Serving Clovis, Portales and the Surrounding Communities
Courtesy photo
Parkland Baptist Church in 1968 broke ground at Lexington and Ashford streets, where it remains today.
Editor[email protected]Levine’s department store was selling seamless hose for 29 cents a pair. Shakes at Burger Chef were a dime. The State theater was showing “Harum Scarum,” starring Elvis Presley, and Piggly Wiggly was hosting its grand opening in Hilltop Plaza Shopping Center.
That’s what was going on around Clovis on Jan. 30, 1966, when Parkland Baptist Church held its first services in the Odd Fellows Lodge at Ninth and Connelly streets.
“We had to string up curtains to divide off the Sunday school classes,” remembered Dick Gressett.
“Then when it come time for the sermon, we’d just slide all the curtains back and we had an open room. We did that quite a few months.”
Parkland Baptist had 53 members when it got started 50 years ago this month. Active membership is about 300 today as it prepares to host an anniversary celebration at 10:30 a.m. Sunday at Lexington and Ashford, where it’s been since 1969.
Church members, preachers, buildings and even presentation have changed through the years, but the mission ... not so much.
• “The group felt warmly challenged to undertake the task so that the good news of God’s love and forgiveness for all might be proclaimed to more people in this community and around the world,” the Clovis News-Journal reported 50 years ago, when the church first organized.
• “The vision of reaching people with the story of Jesus has never changed ... Parkland remains a place where love is felt and lives are changed,” read a church news release last week announcing its anniversary.
It’s not always been a smooth ride.
Gressett said most of the original Parkland members were members at Clovis’ First Baptist Church.
First Baptist Pastor Herbert Bergstrom was dismissed after he upset “some of the old heads,” Gressett said.
“Some of us felt they didn’t treat (Bergstrom) real well and we didn’t think that was right,” Gressett said.
Gressett, now 77, said about three dozen people gathered on a cold January night in 1966 at his house on Yucca Street to discuss the situation. They decided to form a new church.
Bergstrom was Parkland’s first pastor and remained until 1974.
Seven other preachers have followed, including Wayne Boydstun, who leads the flock today, and former pastor Doug Brooks, who will be part of Sunday’s events.
Gressett, one of about 40 charter members still alive, said the church has experienced a series of highs and lows. But it’s never shied away from change.
Roy Martin, who’s been a church administrator for eight years, said a major component of his job is “to bring new things. And the future is bright.”
Martin said many of Parkland’s Bible study classes meet in private homes. A full orchestra is part of the music ministry. Sunday school classes — they’re called “life groups” — are not grouped by age, but by “where you are in life,” Martin said.
And the life group classes don’t just meet on Sundays. They gather Tuesday mornings, Wednesday mornings, Wednesday nights and Thursday evenings.
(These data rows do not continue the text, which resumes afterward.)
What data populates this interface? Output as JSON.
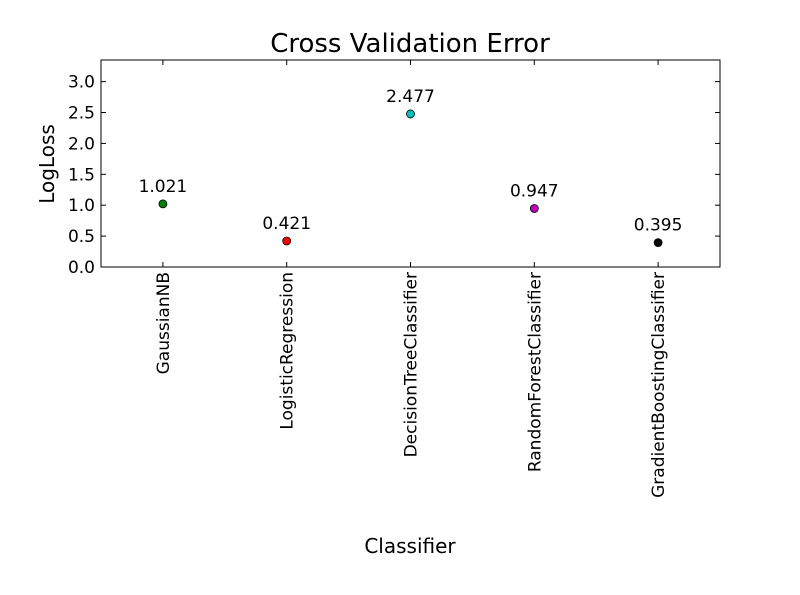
{
  "chart_data": {
    "type": "scatter",
    "title": "Cross Validation Error",
    "xlabel": "Classifier",
    "ylabel": "LogLoss",
    "ylim": [
      0.0,
      3.35
    ],
    "yticks": [
      0.0,
      0.5,
      1.0,
      1.5,
      2.0,
      2.5,
      3.0
    ],
    "ytick_labels": [
      "0.0",
      "0.5",
      "1.0",
      "1.5",
      "2.0",
      "2.5",
      "3.0"
    ],
    "grid": false,
    "categories": [
      "GaussianNB",
      "LogisticRegression",
      "DecisionTreeClassifier",
      "RandomForestClassifier",
      "GradientBoostingClassifier"
    ],
    "values": [
      1.021,
      0.421,
      2.477,
      0.947,
      0.395
    ],
    "value_labels": [
      "1.021",
      "0.421",
      "2.477",
      "0.947",
      "0.395"
    ],
    "colors": [
      "#007f00",
      "#ff0000",
      "#00bfbf",
      "#bf00bf",
      "#000000"
    ]
  }
}
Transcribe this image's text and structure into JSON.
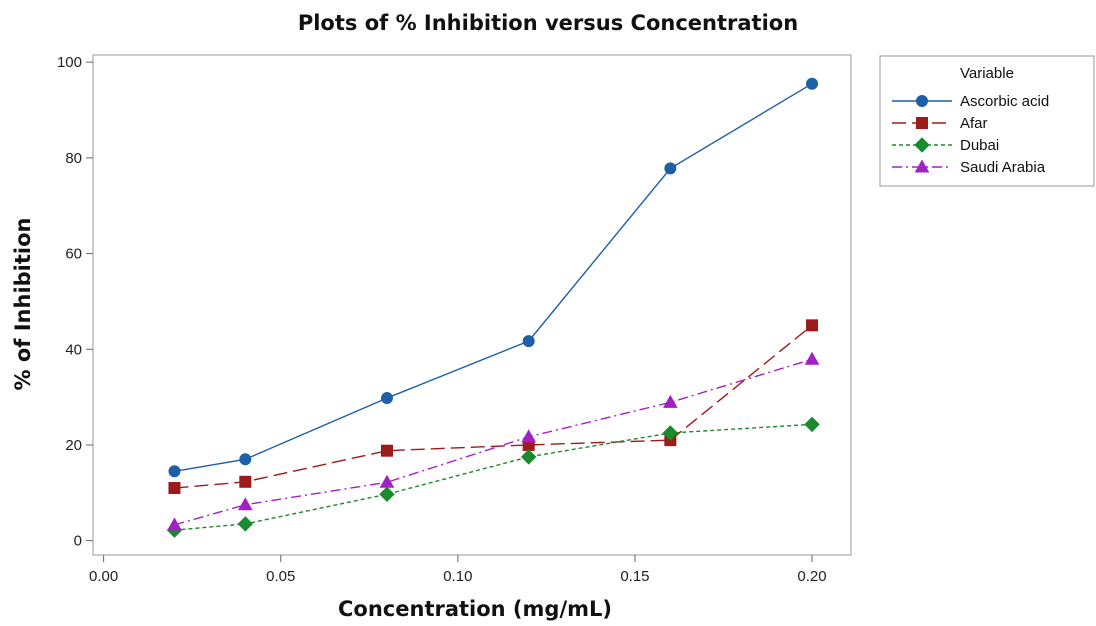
{
  "chart_data": {
    "type": "line",
    "title": "Plots of % Inhibition versus Concentration",
    "xlabel": "Concentration (mg/mL)",
    "ylabel": "% of Inhibition",
    "xlim": [
      -0.003,
      0.211
    ],
    "ylim": [
      -3,
      101.5
    ],
    "x_ticks": [
      0.0,
      0.05,
      0.1,
      0.15,
      0.2
    ],
    "x_tick_labels": [
      "0.00",
      "0.05",
      "0.10",
      "0.15",
      "0.20"
    ],
    "y_ticks": [
      0,
      20,
      40,
      60,
      80,
      100
    ],
    "y_tick_labels": [
      "0",
      "20",
      "40",
      "60",
      "80",
      "100"
    ],
    "grid": false,
    "legend": {
      "title": "Variable",
      "placement": "outside-right"
    },
    "x": [
      0.02,
      0.04,
      0.08,
      0.12,
      0.16,
      0.2
    ],
    "series": [
      {
        "name": "Ascorbic acid",
        "color": "#1f5fa8",
        "marker": "circle",
        "dash": "solid",
        "values": [
          14.5,
          17.0,
          29.8,
          41.7,
          77.8,
          95.5
        ]
      },
      {
        "name": "Afar",
        "color": "#9e1b1b",
        "marker": "square",
        "dash": "longdash",
        "values": [
          11.0,
          12.3,
          18.8,
          20.0,
          21.0,
          45.0
        ]
      },
      {
        "name": "Dubai",
        "color": "#1a8a2e",
        "marker": "diamond",
        "dash": "shortdash",
        "values": [
          2.2,
          3.5,
          9.7,
          17.5,
          22.5,
          24.3
        ]
      },
      {
        "name": "Saudi Arabia",
        "color": "#a321c4",
        "marker": "triangle",
        "dash": "dashdot",
        "values": [
          3.3,
          7.5,
          12.2,
          21.7,
          28.9,
          37.9
        ]
      }
    ]
  }
}
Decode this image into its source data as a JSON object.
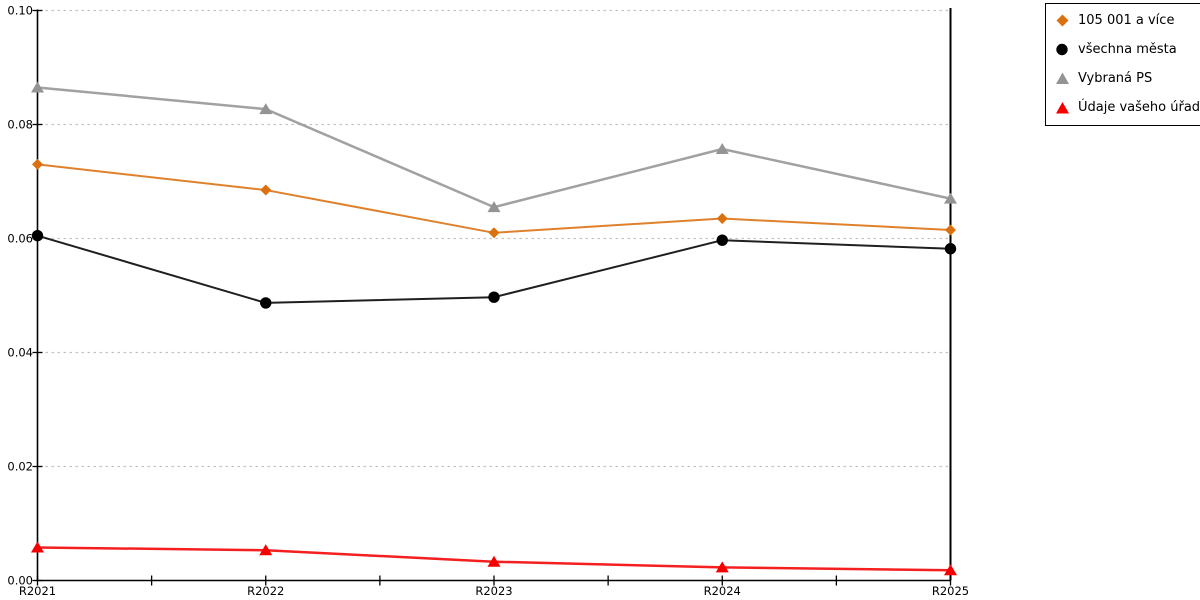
{
  "chart_data": {
    "type": "line",
    "title": "",
    "categories": [
      "R2021",
      "R2022",
      "R2023",
      "R2024",
      "R2025"
    ],
    "series": [
      {
        "name": "105 001 a více",
        "marker": "diamond",
        "color": "#db700f",
        "line_width": 2,
        "values": [
          0.073,
          0.0685,
          0.061,
          0.0635,
          0.0615
        ]
      },
      {
        "name": "všechna města",
        "marker": "circle",
        "color": "#000000",
        "line_width": 2,
        "values": [
          0.0605,
          0.0487,
          0.0497,
          0.0597,
          0.0582
        ]
      },
      {
        "name": "Vybraná PS",
        "marker": "triangle",
        "color": "#949494",
        "line_width": 2.5,
        "values": [
          0.0865,
          0.0827,
          0.0655,
          0.0757,
          0.067
        ]
      },
      {
        "name": "Údaje vašeho úřadu",
        "marker": "triangle",
        "color": "#f40000",
        "line_width": 2.5,
        "values": [
          0.0058,
          0.0053,
          0.0033,
          0.0023,
          0.0018
        ]
      }
    ],
    "xlabel": "",
    "ylabel": "",
    "ylim": [
      0,
      0.1
    ],
    "y_ticks": [
      "0.00",
      "0.02",
      "0.04",
      "0.06",
      "0.08",
      "0.10"
    ],
    "grid": "horizontal-dotted",
    "gridline_color": "#c3c3c3",
    "axis_color": "#000000",
    "legend_position": "top-right"
  }
}
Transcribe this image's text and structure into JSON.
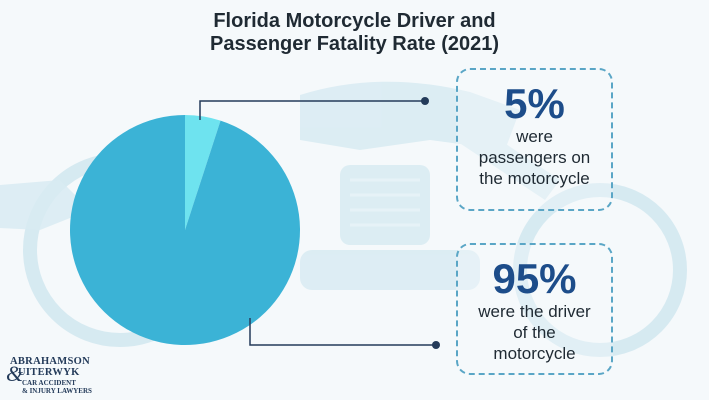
{
  "title": {
    "line1": "Florida Motorcycle Driver and",
    "line2": "Passenger Fatality Rate (2021)"
  },
  "chart_data": {
    "type": "pie",
    "title": "Florida Motorcycle Driver and Passenger Fatality Rate (2021)",
    "slices": [
      {
        "label": "were passengers on the motorcycle",
        "value": 5,
        "display": "5%",
        "color": "#6ee3ef"
      },
      {
        "label": "were the driver of the motorcycle",
        "value": 95,
        "display": "95%",
        "color": "#3bb3d6"
      }
    ]
  },
  "callouts": [
    {
      "value": "5%",
      "line1": "were",
      "line2": "passengers on",
      "line3": "the motorcycle"
    },
    {
      "value": "95%",
      "line1": "were the driver",
      "line2": "of the",
      "line3": "motorcycle"
    }
  ],
  "logo": {
    "line1": "ABRAHAMSON",
    "line2": "UITERWYK",
    "line3": "CAR ACCIDENT",
    "line4": "& INJURY LAWYERS",
    "ampersand": "&"
  },
  "colors": {
    "leader_line": "#243b5a",
    "card_border": "#5aa6c6",
    "percent_text": "#1d4d8a",
    "background": "#f5f9fb",
    "watermark": "#cfe6ef"
  },
  "icons": [
    "motorcycle-watermark-icon"
  ]
}
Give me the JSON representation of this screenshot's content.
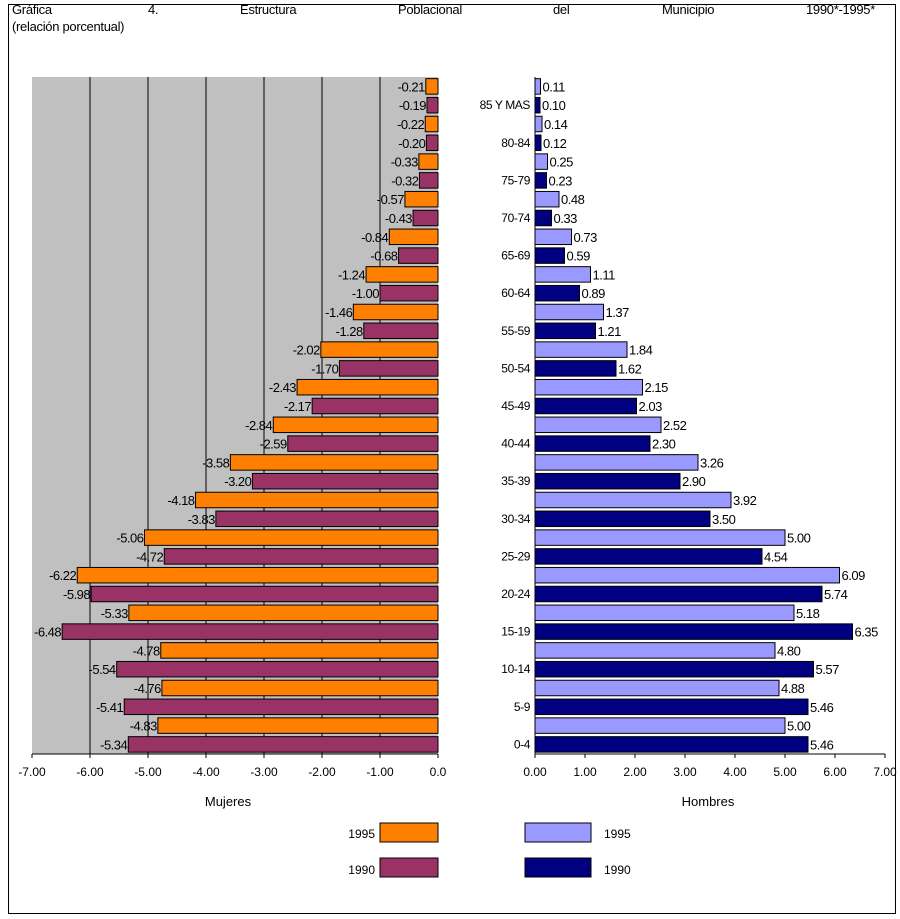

“They’re when work schedules allow them,” Martin said.
While Sunday mornings usually include worship services at 8:30 a.m. and 10:30 a.m., Sunday’s reunion will be at 10:30 a.m. only, “so we can all be together,” Martin said.
A luncheon will follow at noon in the church’s Fellowship Center.
Fast facts
• Parkland held its first services on Jan. 30, 1966, at Ninth and Connelly streets, but was worshiping at 10th and Pile streets by 1967. It broke ground at Lexington and Ashford streets, where it remains today, on Aug. 25, 1968, and moved in 15 months later.
• The original chapel and education center, built to accommodate 300 people, cost $15,000, the Clovis News-Journal reported in 1968.
• Bob Clarke, the Baptist Student Union director at Eastern New Mexico University, preached Parkland’s first sermon on Jan. 30, 1966.
• The church’s first Articles of Resolutions were signed by 53 people in January 1966. A month later, the church had already added 60 members, totaling 113 charter members, church records show.
• Debbie England, the church’s administrative secretary, said two charter members of Parkland remain active in the church today — Dick Gressett and Linda Bocock. About three dozen other charter members are still alive but have moved away or changed churches.